Timika,papuaglobalnews.com – Johannes Rettob, Bupati Mimika, memastikan dari total 228 pejabat di lingkungan Pemerintah Kabupaten Mimika, hingga saat ini sekitar 80 persen telah mengisi Laporan Harta Kekayaan Penyelenggara Negara (LHKPN) kepada Komisi Pemberantasan Korupsi (KPK) melalui aplikasi e-LHKPN yang difasilitasi Inspektorat Mimika.

“Kita berharap sampai 31 Maret 2026 sebagai batas akhir, semua pejabat sudah memasukkan LHKPN-nya,” kata John kepada awak media usai membuka sosialisasi Aplikasi SI-TIMANG di Lantai 3 Kantor Badan Pengelola Keuangan dan Aset Daerah (BPKAD) Mimika, Kamis 26 Februari 2026.

Ia menegaskan, pelaporan LHKPN merupakan kewajiban seluruh pejabat tanpa terkecuali.

Sementara itu, Plt.
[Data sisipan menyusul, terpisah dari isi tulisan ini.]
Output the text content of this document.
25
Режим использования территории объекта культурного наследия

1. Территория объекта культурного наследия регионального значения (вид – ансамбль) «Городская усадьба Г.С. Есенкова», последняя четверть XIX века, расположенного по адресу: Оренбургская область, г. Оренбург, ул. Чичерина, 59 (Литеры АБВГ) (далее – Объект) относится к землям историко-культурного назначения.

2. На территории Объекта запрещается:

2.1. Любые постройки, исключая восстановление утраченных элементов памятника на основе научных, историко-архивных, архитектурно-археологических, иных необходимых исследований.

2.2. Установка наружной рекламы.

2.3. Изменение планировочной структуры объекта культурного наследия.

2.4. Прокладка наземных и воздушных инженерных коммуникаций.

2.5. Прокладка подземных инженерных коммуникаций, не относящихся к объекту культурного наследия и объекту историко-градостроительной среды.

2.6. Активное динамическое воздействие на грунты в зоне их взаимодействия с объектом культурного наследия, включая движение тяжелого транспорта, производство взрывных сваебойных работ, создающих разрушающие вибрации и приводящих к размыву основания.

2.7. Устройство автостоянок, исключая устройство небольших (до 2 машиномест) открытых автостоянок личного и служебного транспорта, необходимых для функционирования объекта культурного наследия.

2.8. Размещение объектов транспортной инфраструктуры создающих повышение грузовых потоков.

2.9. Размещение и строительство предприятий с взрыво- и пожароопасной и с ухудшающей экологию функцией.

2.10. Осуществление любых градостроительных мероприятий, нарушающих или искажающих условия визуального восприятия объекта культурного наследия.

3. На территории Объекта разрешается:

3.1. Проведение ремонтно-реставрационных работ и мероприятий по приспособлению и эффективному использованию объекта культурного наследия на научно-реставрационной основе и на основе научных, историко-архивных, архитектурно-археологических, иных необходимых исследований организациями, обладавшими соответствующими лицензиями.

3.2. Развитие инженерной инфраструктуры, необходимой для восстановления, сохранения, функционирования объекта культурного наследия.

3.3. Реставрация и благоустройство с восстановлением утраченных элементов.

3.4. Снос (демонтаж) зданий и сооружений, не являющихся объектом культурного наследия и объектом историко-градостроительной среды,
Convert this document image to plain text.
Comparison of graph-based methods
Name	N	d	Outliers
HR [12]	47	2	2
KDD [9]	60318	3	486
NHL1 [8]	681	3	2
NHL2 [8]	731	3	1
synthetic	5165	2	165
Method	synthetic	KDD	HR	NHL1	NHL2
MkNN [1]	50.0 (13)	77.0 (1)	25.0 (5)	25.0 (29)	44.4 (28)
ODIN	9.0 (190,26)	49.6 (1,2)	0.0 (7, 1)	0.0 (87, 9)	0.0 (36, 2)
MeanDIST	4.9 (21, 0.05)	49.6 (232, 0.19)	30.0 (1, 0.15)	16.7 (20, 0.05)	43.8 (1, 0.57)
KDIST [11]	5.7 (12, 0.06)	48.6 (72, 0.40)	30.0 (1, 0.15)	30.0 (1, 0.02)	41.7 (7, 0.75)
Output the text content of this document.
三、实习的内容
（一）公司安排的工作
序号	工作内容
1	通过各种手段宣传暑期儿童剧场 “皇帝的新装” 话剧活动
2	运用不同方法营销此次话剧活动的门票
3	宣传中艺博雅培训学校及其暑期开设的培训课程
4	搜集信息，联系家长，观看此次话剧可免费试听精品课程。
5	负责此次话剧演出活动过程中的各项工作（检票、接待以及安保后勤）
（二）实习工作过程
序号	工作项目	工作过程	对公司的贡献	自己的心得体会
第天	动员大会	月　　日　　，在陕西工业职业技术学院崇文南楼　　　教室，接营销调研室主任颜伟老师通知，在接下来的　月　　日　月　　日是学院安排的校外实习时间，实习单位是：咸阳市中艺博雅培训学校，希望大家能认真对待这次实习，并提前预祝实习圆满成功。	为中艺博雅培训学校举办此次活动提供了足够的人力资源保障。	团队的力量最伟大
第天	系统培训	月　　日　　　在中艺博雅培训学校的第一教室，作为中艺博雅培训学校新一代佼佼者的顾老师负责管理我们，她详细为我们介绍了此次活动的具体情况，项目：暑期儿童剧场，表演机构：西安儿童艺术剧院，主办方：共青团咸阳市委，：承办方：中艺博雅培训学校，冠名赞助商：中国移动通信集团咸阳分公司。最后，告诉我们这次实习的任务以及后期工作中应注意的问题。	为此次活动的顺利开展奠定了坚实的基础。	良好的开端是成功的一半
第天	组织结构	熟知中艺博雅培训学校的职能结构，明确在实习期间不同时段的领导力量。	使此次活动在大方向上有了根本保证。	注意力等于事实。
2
Inspektur Inspektorat Mimika, Septinus Timang, sebelumnya menjelaskan bahwa pejabat Eselon II, III, dan IV wajib melaporkan harta kekayaannya sebagai upaya mencegah tindak pidana korupsi, meningkatkan transparansi, serta memperkuat akuntabilitas penyelenggara negara, baik saat menjabat, mutasi, promosi, maupun pensiun.

Ia menegaskan, pelaporan LHKPN merupakan kewajiban tahunan bagi seluruh penyelenggara negara, mulai dari bupati, wakil bupati, ajudan bupati dan ajudan wakil bupati, sekretaris daerah (Sekda), hingga pejabat Eselon II.